Seguro que te suena esta escena: abres el armario y comes algo sin pensarlo. Y si alguien te preguntara “¿tenías hambre?”, la respuesta muchas veces sería “no”.
Y si no era hambre, ¿qué tenías? Pues quizá cansancio, estrés, aburrimiento o necesidad de autocompensarte por tener un día difícil. ¿Significa esto que estamos gestionando mal esas emociones? Depende. El problema surge cuando la comida se convierte en nuestra única herramienta de gestión. Si ante el aburrimiento o la ansiedad nuestra única respuesta es abrir un armario, esa acción sirve como parche para nuestras emociones, pero debajo se mantiene una emoción desatendida. La comida puede calmar un rato el aburrimiento, pero cuando acabas la galleta sigue ahí.
Nuestro cerebro, que es muy cómodo, toma nota.

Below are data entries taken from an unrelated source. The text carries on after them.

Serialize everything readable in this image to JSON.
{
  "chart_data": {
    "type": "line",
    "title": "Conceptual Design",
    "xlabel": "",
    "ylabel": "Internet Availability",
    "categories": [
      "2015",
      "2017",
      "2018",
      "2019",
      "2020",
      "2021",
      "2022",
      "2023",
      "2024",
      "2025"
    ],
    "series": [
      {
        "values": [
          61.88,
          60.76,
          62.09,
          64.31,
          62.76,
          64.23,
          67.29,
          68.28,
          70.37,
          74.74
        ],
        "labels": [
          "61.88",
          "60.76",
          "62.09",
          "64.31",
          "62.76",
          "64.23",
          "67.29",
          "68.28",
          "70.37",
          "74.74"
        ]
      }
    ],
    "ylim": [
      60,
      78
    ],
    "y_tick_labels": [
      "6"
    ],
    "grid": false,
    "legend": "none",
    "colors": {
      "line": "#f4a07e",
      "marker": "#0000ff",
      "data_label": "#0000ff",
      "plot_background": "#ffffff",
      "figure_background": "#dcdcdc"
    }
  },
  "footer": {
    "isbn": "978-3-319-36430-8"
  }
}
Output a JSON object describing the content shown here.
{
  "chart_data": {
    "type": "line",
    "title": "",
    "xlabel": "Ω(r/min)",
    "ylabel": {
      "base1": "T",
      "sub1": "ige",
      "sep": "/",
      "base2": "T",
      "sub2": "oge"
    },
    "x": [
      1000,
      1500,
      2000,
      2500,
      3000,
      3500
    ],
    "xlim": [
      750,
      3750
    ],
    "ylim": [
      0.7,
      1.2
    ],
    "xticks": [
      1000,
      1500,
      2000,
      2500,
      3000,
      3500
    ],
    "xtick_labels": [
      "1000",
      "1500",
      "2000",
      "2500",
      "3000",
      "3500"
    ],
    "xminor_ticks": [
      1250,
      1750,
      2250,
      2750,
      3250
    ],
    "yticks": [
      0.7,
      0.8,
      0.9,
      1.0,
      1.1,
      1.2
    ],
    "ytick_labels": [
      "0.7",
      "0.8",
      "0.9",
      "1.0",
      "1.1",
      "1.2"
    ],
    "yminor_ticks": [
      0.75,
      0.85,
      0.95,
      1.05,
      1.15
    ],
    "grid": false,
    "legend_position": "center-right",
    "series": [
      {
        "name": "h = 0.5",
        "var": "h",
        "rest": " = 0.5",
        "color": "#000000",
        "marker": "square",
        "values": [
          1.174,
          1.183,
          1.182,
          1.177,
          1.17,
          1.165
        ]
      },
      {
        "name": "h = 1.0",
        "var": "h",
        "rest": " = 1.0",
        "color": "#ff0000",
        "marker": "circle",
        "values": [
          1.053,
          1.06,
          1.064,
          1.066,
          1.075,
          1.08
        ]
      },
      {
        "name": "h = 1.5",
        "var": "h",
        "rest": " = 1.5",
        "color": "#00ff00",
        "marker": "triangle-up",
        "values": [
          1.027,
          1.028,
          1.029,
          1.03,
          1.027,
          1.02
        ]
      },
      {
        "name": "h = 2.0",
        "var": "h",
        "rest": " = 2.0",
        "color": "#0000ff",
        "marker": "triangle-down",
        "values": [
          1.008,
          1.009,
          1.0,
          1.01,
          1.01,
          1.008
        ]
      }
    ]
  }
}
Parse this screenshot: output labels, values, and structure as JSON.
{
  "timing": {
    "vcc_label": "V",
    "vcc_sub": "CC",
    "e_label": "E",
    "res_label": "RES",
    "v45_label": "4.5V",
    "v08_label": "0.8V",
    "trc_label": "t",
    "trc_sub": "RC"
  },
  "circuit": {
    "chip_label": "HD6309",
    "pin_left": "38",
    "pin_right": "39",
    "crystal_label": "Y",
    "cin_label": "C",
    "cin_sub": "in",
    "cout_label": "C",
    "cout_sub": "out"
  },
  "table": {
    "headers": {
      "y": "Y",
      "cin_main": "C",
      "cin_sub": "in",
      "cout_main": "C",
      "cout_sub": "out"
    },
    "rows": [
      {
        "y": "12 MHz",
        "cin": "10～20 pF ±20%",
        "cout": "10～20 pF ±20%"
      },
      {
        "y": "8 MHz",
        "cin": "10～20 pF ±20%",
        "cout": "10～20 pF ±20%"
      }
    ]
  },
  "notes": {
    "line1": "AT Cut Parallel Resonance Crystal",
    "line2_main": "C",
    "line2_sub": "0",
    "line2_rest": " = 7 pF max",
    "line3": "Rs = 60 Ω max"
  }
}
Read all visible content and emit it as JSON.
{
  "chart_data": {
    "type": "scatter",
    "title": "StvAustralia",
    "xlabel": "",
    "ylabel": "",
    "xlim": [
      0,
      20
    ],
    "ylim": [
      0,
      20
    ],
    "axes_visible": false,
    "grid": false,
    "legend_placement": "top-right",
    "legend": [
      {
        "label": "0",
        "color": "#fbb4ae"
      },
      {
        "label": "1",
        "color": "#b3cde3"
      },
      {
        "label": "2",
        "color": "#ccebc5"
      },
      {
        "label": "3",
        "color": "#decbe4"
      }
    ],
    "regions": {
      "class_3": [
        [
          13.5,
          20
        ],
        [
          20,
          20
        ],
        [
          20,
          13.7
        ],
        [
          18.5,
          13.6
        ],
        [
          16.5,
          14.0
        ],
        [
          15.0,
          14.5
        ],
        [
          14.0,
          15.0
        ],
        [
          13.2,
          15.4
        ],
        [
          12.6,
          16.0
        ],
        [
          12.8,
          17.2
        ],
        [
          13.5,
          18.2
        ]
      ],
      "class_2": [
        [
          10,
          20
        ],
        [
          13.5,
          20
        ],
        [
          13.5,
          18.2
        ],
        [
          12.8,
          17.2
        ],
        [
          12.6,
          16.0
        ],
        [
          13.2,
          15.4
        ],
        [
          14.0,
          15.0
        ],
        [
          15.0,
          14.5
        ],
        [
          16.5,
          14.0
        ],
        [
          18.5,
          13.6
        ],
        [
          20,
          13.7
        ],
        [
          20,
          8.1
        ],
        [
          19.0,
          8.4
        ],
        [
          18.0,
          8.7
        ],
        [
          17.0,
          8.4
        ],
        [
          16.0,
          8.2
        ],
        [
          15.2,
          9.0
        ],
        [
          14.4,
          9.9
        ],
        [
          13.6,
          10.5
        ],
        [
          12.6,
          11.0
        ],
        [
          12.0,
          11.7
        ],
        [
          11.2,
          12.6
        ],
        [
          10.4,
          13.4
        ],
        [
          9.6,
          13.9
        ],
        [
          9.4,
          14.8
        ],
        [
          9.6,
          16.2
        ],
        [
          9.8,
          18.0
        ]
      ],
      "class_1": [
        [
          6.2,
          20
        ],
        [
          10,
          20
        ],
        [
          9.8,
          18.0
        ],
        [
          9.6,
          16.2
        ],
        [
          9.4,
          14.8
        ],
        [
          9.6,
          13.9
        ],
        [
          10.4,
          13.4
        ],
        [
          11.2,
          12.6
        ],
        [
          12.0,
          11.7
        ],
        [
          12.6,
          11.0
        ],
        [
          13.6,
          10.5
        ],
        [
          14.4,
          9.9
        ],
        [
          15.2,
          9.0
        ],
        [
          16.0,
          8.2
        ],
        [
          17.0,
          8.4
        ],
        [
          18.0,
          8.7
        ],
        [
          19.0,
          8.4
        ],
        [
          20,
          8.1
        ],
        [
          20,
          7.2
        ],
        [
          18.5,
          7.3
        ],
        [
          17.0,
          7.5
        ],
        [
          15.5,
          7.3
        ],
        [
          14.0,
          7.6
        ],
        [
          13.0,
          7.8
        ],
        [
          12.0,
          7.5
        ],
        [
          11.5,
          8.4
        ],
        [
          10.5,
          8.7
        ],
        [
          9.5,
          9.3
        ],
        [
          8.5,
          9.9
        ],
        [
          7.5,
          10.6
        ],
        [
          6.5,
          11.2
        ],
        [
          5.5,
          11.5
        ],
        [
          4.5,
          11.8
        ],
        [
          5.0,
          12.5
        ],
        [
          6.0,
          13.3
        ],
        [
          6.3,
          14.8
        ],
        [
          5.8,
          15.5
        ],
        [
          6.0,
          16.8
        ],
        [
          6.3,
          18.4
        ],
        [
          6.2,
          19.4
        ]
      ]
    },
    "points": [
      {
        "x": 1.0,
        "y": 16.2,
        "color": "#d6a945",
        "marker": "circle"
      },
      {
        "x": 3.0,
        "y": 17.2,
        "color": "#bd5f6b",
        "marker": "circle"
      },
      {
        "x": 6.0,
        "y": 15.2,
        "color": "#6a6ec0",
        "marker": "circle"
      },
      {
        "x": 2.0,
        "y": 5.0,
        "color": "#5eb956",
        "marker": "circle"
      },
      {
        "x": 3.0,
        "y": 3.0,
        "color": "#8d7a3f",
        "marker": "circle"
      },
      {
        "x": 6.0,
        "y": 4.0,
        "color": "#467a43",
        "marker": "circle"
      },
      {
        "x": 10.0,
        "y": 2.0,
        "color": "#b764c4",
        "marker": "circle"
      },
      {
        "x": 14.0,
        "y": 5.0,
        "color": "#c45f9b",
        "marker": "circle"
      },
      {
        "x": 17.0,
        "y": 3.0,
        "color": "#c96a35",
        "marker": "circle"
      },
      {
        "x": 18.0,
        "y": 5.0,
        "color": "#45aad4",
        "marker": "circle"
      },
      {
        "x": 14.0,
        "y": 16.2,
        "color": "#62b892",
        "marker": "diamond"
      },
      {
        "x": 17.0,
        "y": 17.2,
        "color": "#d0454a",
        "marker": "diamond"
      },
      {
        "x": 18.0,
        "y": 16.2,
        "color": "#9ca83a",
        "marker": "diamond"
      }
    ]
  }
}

Si en algún momento la comida alivió una emoción difícil, tenderá a repetir ese camino. No es debilidad: es aprendizaje. Y del mismo modo que se aprendió, también pueden aprenderse caminos nuevos hasta que los anteriores pierdan fuerza.
Buscar alternativas no implica prohibirnos comer, sino aprender que la comida no sea la única estrategia. Cuando aprendemos eso, el cerebro puede desplegar su caja de herramientas y utilizar otros recursos como dar un paseo, llamar a un familiar o amigo, leer, respirar profundo, escribir o decidir comer algo de forma consciente.

¿En qué consiste elegir de forma consciente?
Cuando haces una elección inconsciente, tú no decidiste comerlo; tu cuerpo lo hizo por ti mientras tu mente estaba en otro sitio. En cambio, cuando la elección es de manera consciente, tú decides, paras y te preguntas “¿para qué quiero comer?” y, tras pensarlo unos segundos, puede que la respuesta sea: “Realmente no tengo hambre” Entonces observa si la falta de actividad, el estrés acumulado te lleva a comer y busca en tu caja de herramientas. Si después de utilizar las herramientas, dices “Sé que no tengo hambre, pero ahora me apetece”. Entonces, te sientas y las disfrutas de verdad.
Existe una diferencia clara entre el hambre fisiológica, que aparece poco a poco y se calma al comer porque el cuerpo está avisando de que las reservas inmediatas se están agotando. Es la que, si la dejamos, acaba rugiendo. El hambre emocional es el que llega de golpe, pide alimentos concretos y se basa en mecanismos de recompensa, no en una carencia de energía.
¿Cómo elegir de manera consciente? La próxima vez que abras el armario, frena y durante cinco segundos escúchate y hazte la pregunta “¿para qué necesito comer ahora?”. A veces será comer, otras descansar, hablar con alguien o simplemente parar. No se trata de prohibirse. Se trata de escucharte durante cinco segundos.
La próxima vez que vayas a comer sin hambre, ¿te atreves a preguntarte para qué?